Nigerian neurosurgeon (born 1958)

Bello Bala Shehu (born 13 February 1958) is a Nigerian academician and neurosurgeon. He was appointed as the vice chancellor of The Federal University Birnin-Kebbi (FUBK) in 2017 and previously served as the provost of the university's College of Health Sciences. Before his appointment as the VC, he was Chief Medical Director of the Usmanu Danfodiyo University Teaching Hospital, Sokoto, the Chief Medical Director of the National Hospital, Abuja and Medical Director, Federal Medical Centre, Birnin-Kebbi.

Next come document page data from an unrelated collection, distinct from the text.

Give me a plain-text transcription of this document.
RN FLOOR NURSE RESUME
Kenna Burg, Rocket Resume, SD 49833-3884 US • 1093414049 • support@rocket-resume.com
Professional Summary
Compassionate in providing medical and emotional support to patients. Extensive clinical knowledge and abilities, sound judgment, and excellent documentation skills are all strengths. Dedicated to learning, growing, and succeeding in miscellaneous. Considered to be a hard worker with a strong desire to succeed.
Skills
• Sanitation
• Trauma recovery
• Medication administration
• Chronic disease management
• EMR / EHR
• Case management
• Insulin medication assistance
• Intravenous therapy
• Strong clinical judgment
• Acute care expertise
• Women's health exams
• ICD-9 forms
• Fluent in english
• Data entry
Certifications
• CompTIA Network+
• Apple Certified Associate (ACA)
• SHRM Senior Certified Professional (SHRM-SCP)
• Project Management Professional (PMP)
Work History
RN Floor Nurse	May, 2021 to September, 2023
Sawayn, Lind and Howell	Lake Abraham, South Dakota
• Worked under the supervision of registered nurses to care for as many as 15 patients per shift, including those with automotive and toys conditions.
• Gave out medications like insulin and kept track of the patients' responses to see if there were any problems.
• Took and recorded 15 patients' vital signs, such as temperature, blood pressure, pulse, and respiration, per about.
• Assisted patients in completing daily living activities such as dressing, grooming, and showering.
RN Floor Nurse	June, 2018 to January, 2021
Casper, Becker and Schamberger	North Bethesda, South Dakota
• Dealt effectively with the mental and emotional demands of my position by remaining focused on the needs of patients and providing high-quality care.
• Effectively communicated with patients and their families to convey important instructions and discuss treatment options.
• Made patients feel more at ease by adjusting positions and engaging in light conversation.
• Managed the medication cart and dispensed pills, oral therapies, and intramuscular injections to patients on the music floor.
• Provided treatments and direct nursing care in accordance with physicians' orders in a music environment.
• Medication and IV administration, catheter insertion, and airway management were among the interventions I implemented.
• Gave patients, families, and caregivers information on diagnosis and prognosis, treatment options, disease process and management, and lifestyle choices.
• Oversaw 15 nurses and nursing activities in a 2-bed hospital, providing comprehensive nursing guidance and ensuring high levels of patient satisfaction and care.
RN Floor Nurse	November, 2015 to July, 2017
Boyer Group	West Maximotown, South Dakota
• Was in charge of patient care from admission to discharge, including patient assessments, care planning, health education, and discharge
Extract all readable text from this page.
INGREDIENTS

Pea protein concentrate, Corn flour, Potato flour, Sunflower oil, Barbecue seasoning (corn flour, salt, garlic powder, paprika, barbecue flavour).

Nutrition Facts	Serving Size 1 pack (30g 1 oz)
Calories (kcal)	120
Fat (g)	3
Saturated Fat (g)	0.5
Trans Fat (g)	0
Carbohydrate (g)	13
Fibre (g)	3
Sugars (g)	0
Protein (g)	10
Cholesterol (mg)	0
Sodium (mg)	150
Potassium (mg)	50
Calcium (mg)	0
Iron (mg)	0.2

==Early life and education==
Shehu was born on 13 February 1958, in Birnin-Kebbi, Nigeria. He is a graduate of Ahmadu Bello University in Zaria.
He was trained as neurosurgeon at the Royal Victoria Hospital, Belfast in Northern Ireland, and Cork University Hospital in Cork, Ireland, as well as Oldchurch Hospital in Romford, England before returning to Nigeria as a trainer to young neurosurgeons.

==Membership==
BB Shehu is a fellow of the West African College of Surgeons, Royal College of Surgeons, Ireland, American College of Surgeons, and National Postgraduate Medical College of Nigeria.